Yo había dejado de ver a Meme desde cuando salió de nuestra casa, pero la verdad es que ya no podría decir con exactitud cuándo vino a vivir a la esquina con el doctor ni cómo pudo ser indigna hasta el extremo de convertirse en la mujer de un hombre que le negó sus servicios, con todo y que ambos compartían la casa de mi padre, ella como hija de crianza y él como huésped permanente. Por mi madrastra supe que el doctor era un hombre de mala índole, que había sostenido un largo alegato con papá para convencerlo de que lo de Meme no revestía ninguna gravedad. Y lo dijo sin haberla visto, sin haberse movido de su cuarto. De todos modos, aunque lo de la guajira no hubiera sido nada más que una dolencia pasajera, habría debido asistirla, apenas por la consideración con que se le trató en nuestra casa durante los ocho años que vivió en ella.

No sé cómo sucedieron las cosas. Sé que un día Meme no amaneció en la casa y él tampoco. Entonces mi madrastra hizo clausurar el cuarto y no volvió a hablar de él hasta hace doce años, cuando cosíamos mi vestido de novia.

Tres o cuatro domingos después de haber abandonado nuestra casa, Meme asistió a la iglesia, a misa de ocho, con un ruidoso traje de seda estampada y un sombrero ridículo que remataba arriba con un ramo de flores artificiales. Siempre la había visto tan sencilla en nuestra casa, descalza la mayor parte del día, que ese domingo en que entró a la iglesia me pareció una Meme diferente a la nuestra. Oyó la misa adelante, entre las señoras, erguida y afectada, debajo de ese montón de cosas que se había puesto y que la hacían complicadamente nueva, con una novedad espectacular y. llena de baratijas. Estuvo arrodillada, adelante. Y hasta la devoción con que oyó la misa era desconocida en ella; hasta en la manera de persignarse había algo de esa cursilería florida y resplandeciente con que entró a la iglesia ante la perplejidad de quienes la conocieron de sirvienta en nuestra casa y la sorpresa de quienes no la habían visto nunca.
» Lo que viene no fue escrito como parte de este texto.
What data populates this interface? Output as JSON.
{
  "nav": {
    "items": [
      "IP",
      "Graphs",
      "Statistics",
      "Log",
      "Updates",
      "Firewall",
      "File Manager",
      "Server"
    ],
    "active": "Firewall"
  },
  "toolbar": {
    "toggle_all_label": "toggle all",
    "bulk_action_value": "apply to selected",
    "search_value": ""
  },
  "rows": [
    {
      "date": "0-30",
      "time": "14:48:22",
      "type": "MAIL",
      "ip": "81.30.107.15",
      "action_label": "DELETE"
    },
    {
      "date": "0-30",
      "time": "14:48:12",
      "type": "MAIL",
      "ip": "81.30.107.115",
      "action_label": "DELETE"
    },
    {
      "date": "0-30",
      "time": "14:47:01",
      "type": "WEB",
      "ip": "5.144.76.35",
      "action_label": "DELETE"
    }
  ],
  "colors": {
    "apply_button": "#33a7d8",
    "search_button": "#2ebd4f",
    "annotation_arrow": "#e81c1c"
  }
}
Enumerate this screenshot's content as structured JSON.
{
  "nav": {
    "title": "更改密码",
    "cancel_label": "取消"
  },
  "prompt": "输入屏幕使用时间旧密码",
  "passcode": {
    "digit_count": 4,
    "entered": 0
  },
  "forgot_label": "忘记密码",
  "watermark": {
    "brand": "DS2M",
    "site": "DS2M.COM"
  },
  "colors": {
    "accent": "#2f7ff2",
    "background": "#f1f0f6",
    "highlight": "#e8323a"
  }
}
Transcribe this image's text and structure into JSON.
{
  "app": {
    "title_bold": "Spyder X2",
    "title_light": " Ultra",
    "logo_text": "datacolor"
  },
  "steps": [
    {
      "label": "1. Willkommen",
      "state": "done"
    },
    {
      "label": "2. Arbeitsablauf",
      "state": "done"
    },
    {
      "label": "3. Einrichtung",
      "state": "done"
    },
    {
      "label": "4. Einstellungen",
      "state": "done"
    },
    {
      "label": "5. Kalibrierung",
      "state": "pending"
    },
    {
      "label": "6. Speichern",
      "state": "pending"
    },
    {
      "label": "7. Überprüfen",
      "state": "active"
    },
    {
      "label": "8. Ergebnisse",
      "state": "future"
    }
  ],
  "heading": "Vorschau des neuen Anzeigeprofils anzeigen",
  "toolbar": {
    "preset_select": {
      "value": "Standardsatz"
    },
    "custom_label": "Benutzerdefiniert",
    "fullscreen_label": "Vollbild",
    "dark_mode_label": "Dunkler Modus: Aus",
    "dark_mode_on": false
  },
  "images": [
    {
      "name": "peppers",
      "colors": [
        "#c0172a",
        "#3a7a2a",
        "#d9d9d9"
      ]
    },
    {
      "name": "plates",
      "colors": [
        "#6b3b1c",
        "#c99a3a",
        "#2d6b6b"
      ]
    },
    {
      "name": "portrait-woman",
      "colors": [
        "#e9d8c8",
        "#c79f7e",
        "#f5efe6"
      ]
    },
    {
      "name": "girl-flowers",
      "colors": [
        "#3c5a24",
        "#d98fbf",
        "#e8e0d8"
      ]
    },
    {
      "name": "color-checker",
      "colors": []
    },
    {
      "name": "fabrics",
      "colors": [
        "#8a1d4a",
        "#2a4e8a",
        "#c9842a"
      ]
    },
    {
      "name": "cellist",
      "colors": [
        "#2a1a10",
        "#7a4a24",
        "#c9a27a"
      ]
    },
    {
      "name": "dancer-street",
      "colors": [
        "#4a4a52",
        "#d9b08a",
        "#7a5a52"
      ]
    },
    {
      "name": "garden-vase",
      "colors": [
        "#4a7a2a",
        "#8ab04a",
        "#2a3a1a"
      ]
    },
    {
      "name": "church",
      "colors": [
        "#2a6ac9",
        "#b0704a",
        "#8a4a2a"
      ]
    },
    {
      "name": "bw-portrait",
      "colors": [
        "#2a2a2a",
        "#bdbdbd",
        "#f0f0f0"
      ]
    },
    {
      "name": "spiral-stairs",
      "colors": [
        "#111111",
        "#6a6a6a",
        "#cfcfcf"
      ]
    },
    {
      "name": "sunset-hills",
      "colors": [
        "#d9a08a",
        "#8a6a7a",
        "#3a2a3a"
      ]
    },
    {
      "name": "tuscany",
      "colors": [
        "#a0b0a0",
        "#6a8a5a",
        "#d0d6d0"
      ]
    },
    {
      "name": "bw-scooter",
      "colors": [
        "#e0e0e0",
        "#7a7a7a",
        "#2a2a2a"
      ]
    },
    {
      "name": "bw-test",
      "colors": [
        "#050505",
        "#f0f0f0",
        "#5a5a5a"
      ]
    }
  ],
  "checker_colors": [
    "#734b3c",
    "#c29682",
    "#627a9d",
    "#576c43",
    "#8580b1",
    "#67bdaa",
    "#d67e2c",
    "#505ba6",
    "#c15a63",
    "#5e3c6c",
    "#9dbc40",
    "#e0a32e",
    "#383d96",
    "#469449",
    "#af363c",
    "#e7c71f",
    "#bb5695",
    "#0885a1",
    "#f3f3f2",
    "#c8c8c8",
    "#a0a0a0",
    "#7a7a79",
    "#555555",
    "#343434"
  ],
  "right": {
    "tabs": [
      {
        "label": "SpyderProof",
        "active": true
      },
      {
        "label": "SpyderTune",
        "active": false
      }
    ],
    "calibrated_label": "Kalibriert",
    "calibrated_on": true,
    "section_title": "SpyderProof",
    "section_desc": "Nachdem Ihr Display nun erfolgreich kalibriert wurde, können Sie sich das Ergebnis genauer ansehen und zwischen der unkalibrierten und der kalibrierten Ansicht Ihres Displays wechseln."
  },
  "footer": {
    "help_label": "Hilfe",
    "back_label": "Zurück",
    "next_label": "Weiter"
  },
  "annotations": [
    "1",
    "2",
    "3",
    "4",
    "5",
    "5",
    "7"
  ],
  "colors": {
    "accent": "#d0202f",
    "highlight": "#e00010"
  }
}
Yo (para entonces no tendría más de trece años) me preguntaba a qué se debía aquella transformación; por qué Meme había desaparecido de nuestra casa y reaparecía aquel domingo en el templo, vestida más como un pesebre de Navidad que como una señora, o como se habrían vestido tres señoras juntas para asistir a la misa de Pascua, con todo y que aún sobraban en la guajira arandelas y abalorios para vestir a una señora más. Cuando concluyó la misa, las mujeres y los hombres se detuvieron en la puerta para verla salir; se colocaron en el atrio, en doble hilera frente a la puerta mayor, y hasta creo que hubo algo secretamente premeditado en esa solemnidad indolente y burlona con que estuvieron aguardando, sin decir una palabra, hasta cuando Meme salió a la puerta, cerró los ojos y los abrió después en perfecta armonía con su sombrilla de siete colores. Pasó así, por entre la doble hilera de mujeres y hombres, ridicula en su disfraz de pavo real con tacones altos, hasta cuando uno de los hombres inició el cierre del círculo y Meme quedó en el medio, anonadada, confundida, tratando de sonreír con una sonrisa de distinción que le salió tan aparatosa y falsa como su aspecto. Pero cuando Meme salió, abrió la sombrilla y empezó a caminar, papá estaba junto a mí y me arrastraba hacia el grupo. Así que cuando los hombres iniciaron el cierre del círculo, mi padre se había abierto paso hasta donde Meme, corrida, trataba de encontrar la manera de evadirse. Papá la tomó por el brazo, sin mirar a la concurrencia, y la trajo por la mitad de la plaza con esa actitud soberbia y desafiante que adopta cuando hace algo con lo cual no estarán de acuerdo los demás.

Transcurrió algún tiempo antes de que yo supiera que Meme se había venido a vivir como concubina del doctor. Para entonces estaba abierto el botiquín y ella seguía asistiendo a misa como toda una señora de lo mejor, 'sin importarle lo que se dijera o se pensara, como si hubiera olvidado lo que ocurrió el primer domingo. Sin embargo, dos meses después no volvió a vérsela en el templo.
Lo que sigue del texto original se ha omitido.